Priestly Good News is All Around Us
I was sitting at a red light in center city last week, and as I sat in traffic, I saw a priest I knew out on the sidewalk, assisting an apparent homeless man to a nearby food truck to buy him lunch.
I know the priest and it was not surprising to me, this show of love and compassion. It is who Father is. Kind. Generous. Caring. A friend to all. Christ-like.
That beautiful snapshot stuck with me all last week, offsetting my anger over large, sensational (and deserved) headlines and continuing sad news (and equally bad reporting) about priests and bishops of our Church.
As I drove home, I was uplifted knowing that THAT priest’s ministry is the norm, not the exception, and I thought of so many good, inspiring priests you will never, ever read about in the Philadelphia media. With that in mind, I offer this list of priests about whom you will never, ever read about in the Philly press. I could fill this bulletin with similar good stories about special priests.
Fr. Wil Pashley, St. Barbara pastor: Celebrating his 55th year as a priest and has served in the inner-city most of his life, the last 18 years in West Philly. An expert on Human Relations and Urban Ministry.
Fr. Ferdinand Buccaforni, pastor emeritus of St. Donato, still serving the faithful in his 60th year as a priest, now at St. Colman in Ardmore. Ordained by Cardinal O’Hara in 1958 !!! Legendary.
Fr. Frank Sabbatini, retired, pastor emeritus, St Lucy. Also in his 55th year of ministry, now at Holy Savior in Norristown.
Fr. Sean Loomis, parochial vicar, Annunciation parish. Just five years a priest (2013), Fr Sean ministers to the deaf of our archdiocese, signing the Mass and bringing the sacraments and love to the deaf and hearing impaired of our city.
Fr. Steve Thorne, St. Martin de Porres, a Neumann University chaplain and beloved leader and former director of the Office for Black Catholics and a powerful witness for love of neighbor and racial equality in our city and nation for his 20 years as a priest.

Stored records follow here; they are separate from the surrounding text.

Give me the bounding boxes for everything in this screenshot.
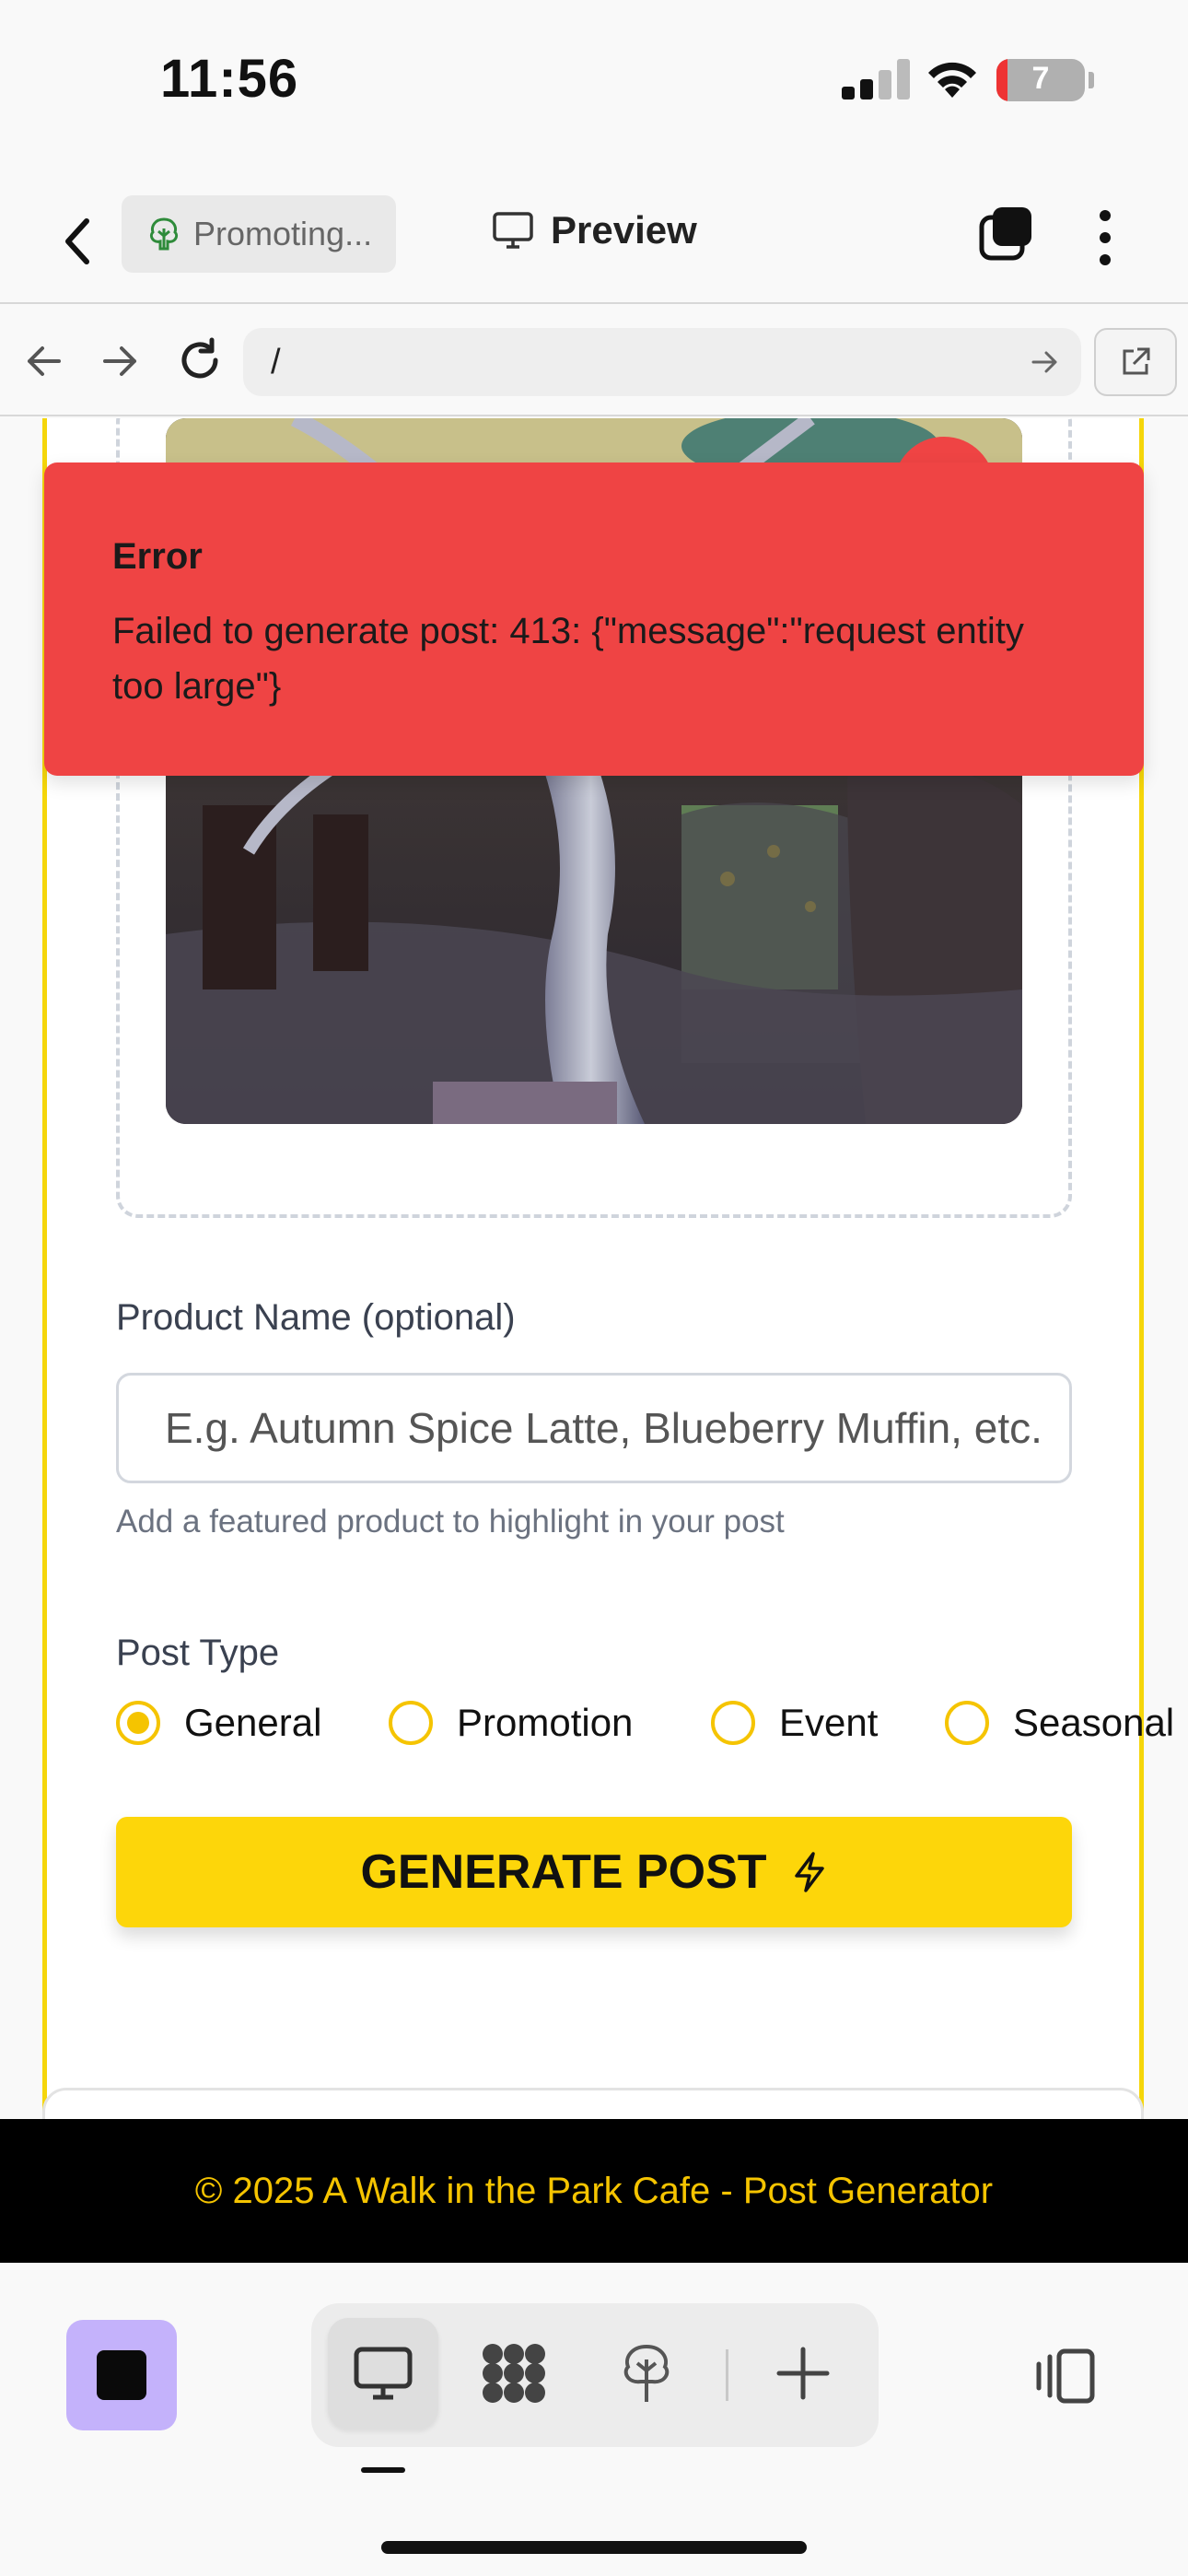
post-type-option-seasonal[interactable]: Seasonal (945, 1701, 1174, 1745)
results-card (42, 2088, 1144, 2119)
stop-button[interactable] (66, 2320, 177, 2430)
status-bar: 11:56 7 (0, 0, 1188, 175)
footer-text: © 2025 A Walk in the Park Cafe - Post Ge… (194, 2170, 994, 2211)
product-helper-text: Add a featured product to highlight in y… (116, 1504, 785, 1540)
error-toast[interactable]: Error Failed to generate post: 413: {"me… (44, 463, 1144, 776)
post-type-option-general[interactable]: General (116, 1701, 321, 1745)
browser-nav-bar: / (0, 306, 1188, 416)
stop-icon (97, 2350, 146, 2400)
generate-post-label: GENERATE POST (360, 1845, 767, 1899)
radio-seasonal[interactable] (945, 1701, 989, 1745)
radio-promotion[interactable] (389, 1701, 433, 1745)
tree-icon (623, 2344, 670, 2402)
post-type-option-promotion[interactable]: Promotion (389, 1701, 633, 1745)
url-text: / (271, 342, 281, 381)
lightning-icon (794, 1852, 824, 1892)
active-tab-indicator (361, 2467, 405, 2473)
arrow-left-icon[interactable] (24, 343, 63, 380)
radio-event[interactable] (711, 1701, 755, 1745)
radio-label-general: General (184, 1701, 322, 1744)
status-time: 11:56 (160, 49, 299, 109)
preview-label: Preview (551, 208, 697, 252)
toast-title: Error (112, 536, 203, 577)
post-type-option-event[interactable]: Event (711, 1701, 878, 1745)
cellular-signal-icon (842, 59, 912, 100)
open-external-button[interactable] (1094, 328, 1177, 396)
view-switcher (311, 2303, 879, 2447)
preview-toggle[interactable]: Preview (492, 208, 697, 252)
app-header: Promoting... Preview (0, 175, 1188, 304)
battery-level: 7 (1031, 61, 1050, 96)
radio-label-seasonal: Seasonal (1013, 1701, 1175, 1744)
project-tab-chip[interactable]: Promoting... (122, 195, 396, 273)
site-footer: © 2025 A Walk in the Park Cafe - Post Ge… (0, 2119, 1188, 2263)
go-arrow-icon[interactable] (1031, 350, 1059, 374)
add-button[interactable] (748, 2318, 858, 2429)
url-input[interactable]: / (243, 328, 1081, 396)
tabs-icon[interactable] (978, 205, 1035, 262)
battery-icon: 7 (996, 59, 1085, 101)
more-vertical-icon[interactable] (1092, 208, 1118, 267)
external-link-icon (1123, 347, 1150, 375)
grid-blob-icon (483, 2344, 545, 2403)
wifi-icon (928, 62, 976, 98)
home-indicator (381, 2541, 807, 2554)
back-chevron-icon[interactable] (59, 212, 96, 271)
bottom-toolbar (0, 2263, 1188, 2576)
tree-project-button[interactable] (591, 2318, 702, 2429)
toast-message: Failed to generate post: 413: {"message"… (112, 611, 1024, 707)
product-name-label: Product Name (optional) (116, 1297, 516, 1338)
radio-label-promotion: Promotion (457, 1701, 634, 1744)
radio-general[interactable] (116, 1701, 160, 1745)
plus-icon (776, 2347, 830, 2400)
project-tab-label: Promoting... (193, 215, 373, 252)
reload-icon[interactable] (177, 337, 223, 383)
post-type-label: Post Type (116, 1633, 280, 1673)
radio-label-event: Event (779, 1701, 879, 1744)
grid-apps-button[interactable] (459, 2318, 569, 2429)
generate-post-button[interactable]: GENERATE POST (116, 1817, 1072, 1927)
sidebar-toggle-icon[interactable] (1031, 2348, 1098, 2405)
monitor-icon (493, 212, 533, 249)
arrow-right-icon[interactable] (101, 343, 140, 380)
tree-icon (149, 217, 179, 251)
monitor-icon (354, 2347, 413, 2400)
product-name-input[interactable] (116, 1373, 1072, 1483)
desktop-view-button[interactable] (328, 2318, 438, 2429)
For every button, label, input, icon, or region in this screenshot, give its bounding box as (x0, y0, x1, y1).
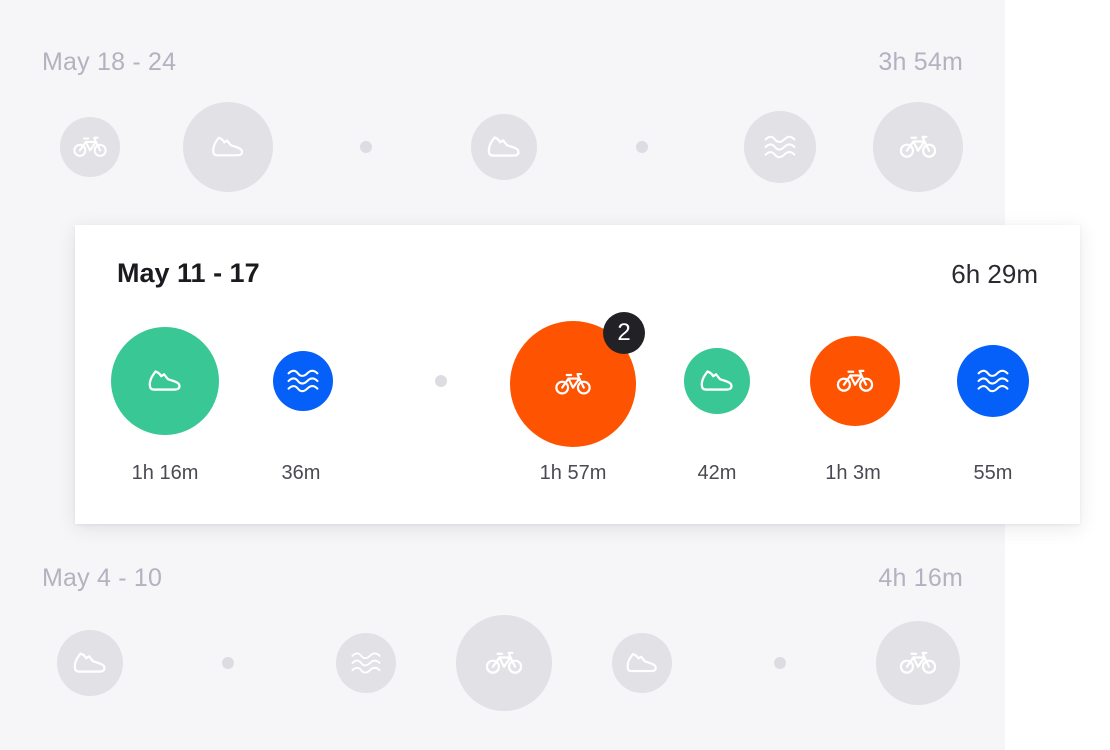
activity-run[interactable] (471, 114, 537, 180)
shoe-icon (485, 134, 523, 160)
activity-count-badge: 2 (603, 312, 645, 354)
shoe-icon (146, 368, 184, 394)
waves-icon (286, 368, 320, 394)
activity-run[interactable] (684, 348, 750, 414)
bicycle-icon (899, 651, 937, 675)
activity-bike[interactable] (456, 615, 552, 711)
week-title: May 18 - 24 (42, 48, 177, 76)
activity-run[interactable] (612, 633, 672, 693)
shoe-icon (209, 135, 247, 159)
week-card-may11[interactable]: May 11 - 17 6h 29m 1h 16m 36m 2 1h 57m 4… (75, 225, 1080, 524)
bicycle-icon (899, 135, 937, 159)
rest-day-dot (435, 375, 447, 387)
activity-bike[interactable] (60, 117, 120, 177)
rest-day-dot (774, 657, 786, 669)
bicycle-icon (555, 372, 591, 396)
waves-icon (763, 134, 797, 160)
week-title: May 4 - 10 (42, 564, 163, 592)
activity-swim[interactable] (336, 633, 396, 693)
bicycle-icon (836, 369, 874, 393)
waves-icon (350, 651, 382, 675)
shoe-icon (71, 650, 109, 676)
week-title: May 11 - 17 (117, 258, 260, 288)
activity-swim[interactable] (273, 351, 333, 411)
activity-swim[interactable] (957, 345, 1029, 417)
rest-day-dot (636, 141, 648, 153)
activity-bike[interactable] (873, 102, 963, 192)
activity-duration: 36m (281, 462, 321, 484)
activity-swim[interactable] (744, 111, 816, 183)
activity-duration: 55m (973, 462, 1013, 484)
bicycle-icon (485, 651, 523, 675)
activity-duration: 1h 3m (825, 462, 881, 484)
waves-icon (976, 368, 1010, 394)
week-total: 6h 29m (951, 259, 1038, 289)
week-total: 3h 54m (878, 48, 963, 76)
activity-duration: 42m (697, 462, 737, 484)
activity-run[interactable] (57, 630, 123, 696)
activity-bike[interactable] (810, 336, 900, 426)
bicycle-icon (73, 136, 107, 158)
activity-duration: 1h 16m (131, 462, 199, 484)
activity-run[interactable] (111, 327, 219, 435)
rest-day-dot (222, 657, 234, 669)
shoe-icon (624, 651, 660, 675)
activity-bike[interactable] (876, 621, 960, 705)
rest-day-dot (360, 141, 372, 153)
shoe-icon (698, 368, 736, 394)
activity-duration: 1h 57m (539, 462, 607, 484)
week-total: 4h 16m (878, 564, 963, 592)
activity-run[interactable] (183, 102, 273, 192)
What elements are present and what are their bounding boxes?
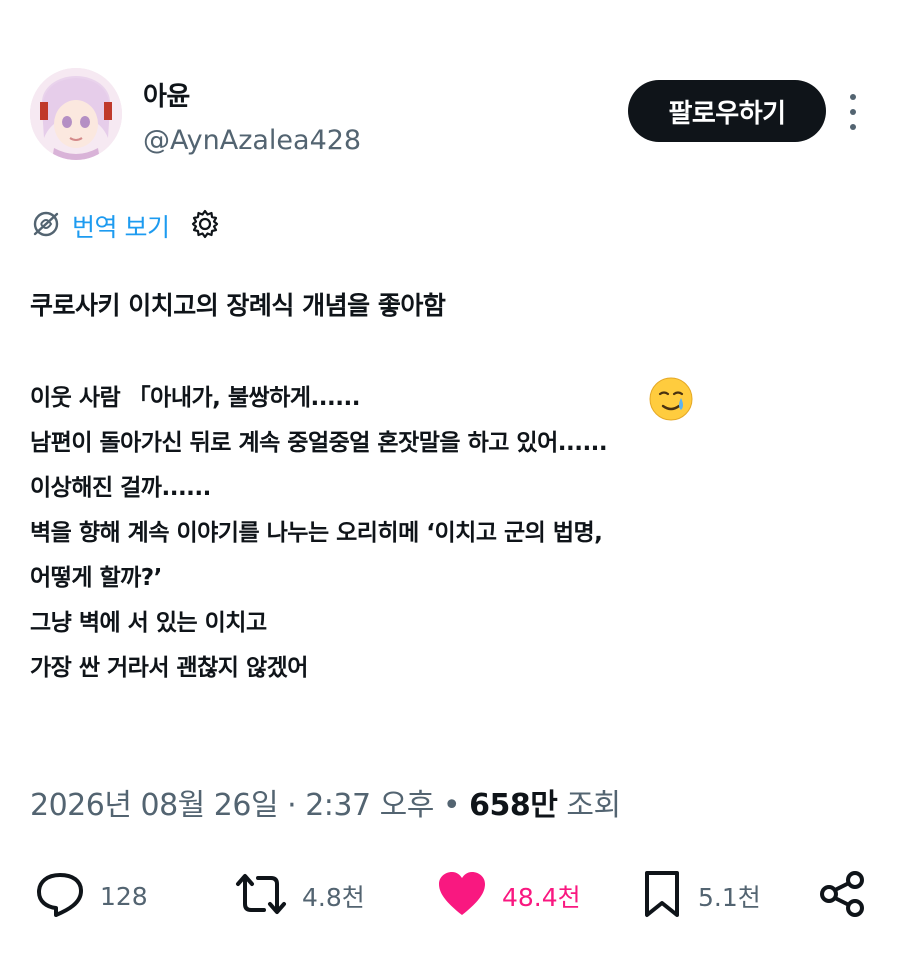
repost-icon [234, 870, 288, 922]
share-button[interactable] [818, 870, 868, 922]
post-line: 남편이 돌아가신 뒤로 계속 중얼중얼 혼잣말을 하고 있어...... [30, 430, 608, 456]
like-button[interactable]: 48.4천 [436, 870, 581, 922]
post-time[interactable]: 2:37 오후 [305, 788, 434, 823]
post-date[interactable]: 2026년 08월 26일 [30, 788, 279, 823]
post-meta: 2026년 08월 26일 · 2:37 오후 • 658만 조회 [30, 780, 621, 824]
reply-count: 128 [100, 881, 148, 911]
bookmark-button[interactable]: 5.1천 [640, 870, 761, 922]
reply-icon [34, 870, 86, 922]
view-label: 조회 [566, 788, 621, 823]
repost-count: 4.8천 [302, 883, 365, 912]
post-body: 이웃 사람 「아내가, 불쌍하게...... 남편이 돌아가신 뒤로 계속 중얼… [30, 376, 608, 691]
translate-link[interactable]: 번역 보기 [72, 208, 170, 244]
repost-button[interactable]: 4.8천 [234, 870, 365, 922]
more-options-icon[interactable] [840, 94, 866, 130]
reply-button[interactable]: 128 [34, 870, 148, 922]
teary-smile-emoji-icon [648, 376, 694, 422]
translate-globe-icon [30, 208, 62, 244]
post-line: 이상해진 걸까...... [30, 475, 211, 501]
bookmark-icon [640, 869, 684, 923]
heart-icon [436, 870, 488, 922]
post-title: 쿠로사키 이치고의 장례식 개념을 좋아함 [30, 291, 446, 320]
translate-row: 번역 보기 [30, 206, 221, 246]
meta-separator: · [287, 788, 297, 823]
view-count: 658만 [469, 788, 558, 823]
like-count: 48.4천 [502, 883, 581, 912]
post-line: 그냥 벽에 서 있는 이치고 [30, 610, 267, 636]
avatar[interactable] [30, 68, 122, 160]
user-handle[interactable]: @AynAzalea428 [143, 125, 361, 156]
meta-dot: • [442, 788, 461, 823]
post-line: 가장 싼 거라서 괜찮지 않겠어 [30, 655, 308, 681]
post-line: 이웃 사람 「아내가, 불쌍하게...... [30, 385, 360, 411]
post-line: 어떻게 할까?’ [30, 565, 162, 591]
gear-icon[interactable] [189, 208, 221, 244]
share-icon [818, 869, 868, 923]
bookmark-count: 5.1천 [698, 883, 761, 912]
display-name[interactable]: 아윤 [143, 76, 190, 113]
post-line: 벽을 향해 계속 이야기를 나누는 오리히메 ‘이치고 군의 법명, [30, 520, 603, 546]
follow-button[interactable]: 팔로우하기 [628, 80, 826, 142]
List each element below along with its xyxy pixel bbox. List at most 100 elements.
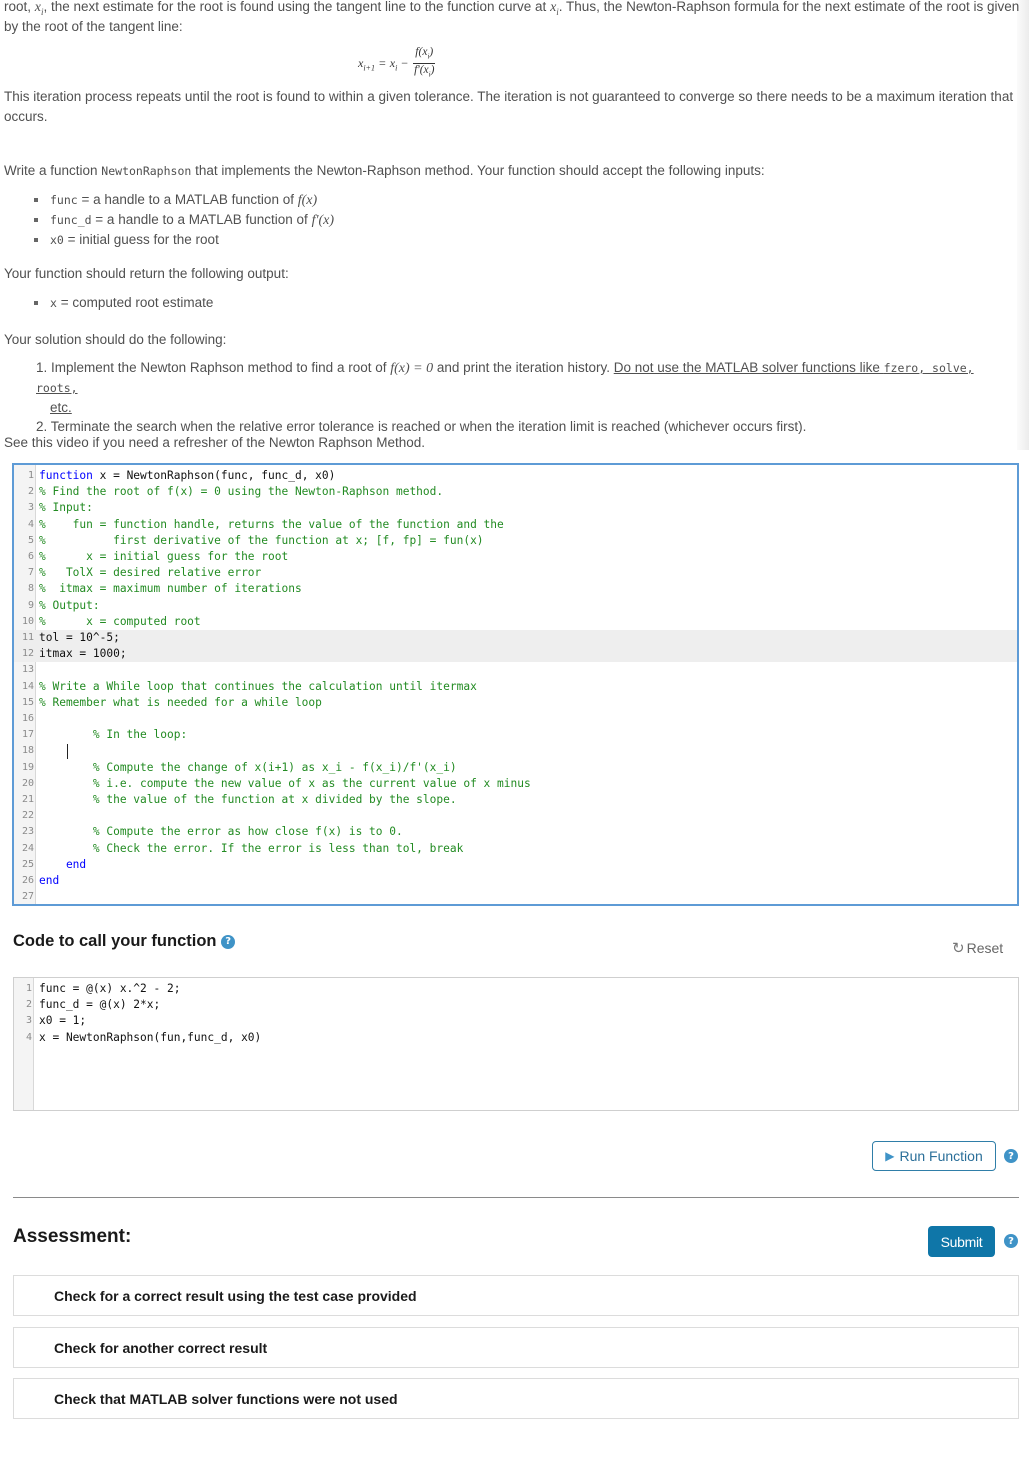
code-line[interactable]: 20 % i.e. compute the new value of x as …	[14, 776, 1017, 792]
code-line[interactable]: 26 end	[14, 873, 1017, 889]
code-line[interactable]: 7 % TolX = desired relative error	[14, 565, 1017, 581]
help-icon[interactable]: ?	[221, 934, 236, 949]
solution-label: Your solution should do the following:	[4, 332, 227, 347]
code-keyword: end	[39, 874, 60, 887]
line-number: 10	[21, 615, 34, 627]
assessment-item[interactable]: Check that MATLAB solver functions were …	[13, 1378, 1019, 1419]
code-token: x = NewtonRaphson(func, func_d, x0)	[92, 469, 336, 482]
code-line[interactable]: 4 % fun = function handle, returns the va…	[14, 517, 1017, 533]
math-sub: i+1	[363, 62, 375, 72]
code-line[interactable]: 6 % x = initial guess for the root	[14, 549, 1017, 565]
code-text: % first derivative of the function at x;…	[39, 533, 484, 549]
reset-button[interactable]: ↻ Reset	[952, 939, 1003, 957]
line-number: 20	[21, 777, 34, 789]
code-line[interactable]: 5 % first derivative of the function at x…	[14, 533, 1017, 549]
code-line[interactable]: 11 tol = 10^-5;	[14, 630, 1017, 647]
input-code: func_d	[50, 213, 92, 227]
line-number: 23	[21, 826, 34, 838]
code-line[interactable]: 9 % Output:	[14, 598, 1017, 614]
page-scrollbar[interactable]	[1017, 0, 1029, 450]
code-line[interactable]: 18	[14, 743, 1017, 759]
code-line[interactable]: 14 % Write a While loop that continues th…	[14, 679, 1017, 695]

Msgr. John O’Brien, retired: 57 years a blind priest, never allowing his lack of vision to prevent him from serving the Lord and His people. So inspiring and courageous.
Fr. John Pidgeon, St. Teresa of Calcutta: 31 years a priest and pastor, now ministering to the imprisoned at Graterford Prison with zeal and mercy.
Fr. Joe Coffey (’96) and Fr. Joe Lea (2004): Priests of our archdiocese serving as a U.S. Navy and U.S. Army chaplain, respectively.
Fr. Mike Lonergan, retired pastor emeritus, St. Elizabeth Ann Seton, Bensalem. Celebrating his 25th anniversary as a priest after losing his wife many years ago. Father of nine children and a spiritual father to all. Likewise, my Pope St. John XXIII classmate (and high school classmate), Fr. Jim Cardosi, answered God’s call after losing his wife Cindi. Fr. Jim recently spoke at our St. Gen’s Men retreat, sharing his journey to the priesthood following a distinguished career as a P-3 pilot in the Navy. Father of five children and a product of nearby St. Titus parish.
Fr. Doug McKay, ordained in 1982, founder of Our House Ministries in the Grays Ferry section of Philadelphia in 1997, still serving as chaplain, using the power of prayer and the sacraments in outreach to those struggling with addiction.
We all need a shot of positive and inspiration these days, and I pray you don’t have to look very far to find it and be renewed in the power that our Lord Jesus Christ works through the good works of His priests and deacons, so wonderfully exemplified by so many in our archdiocese.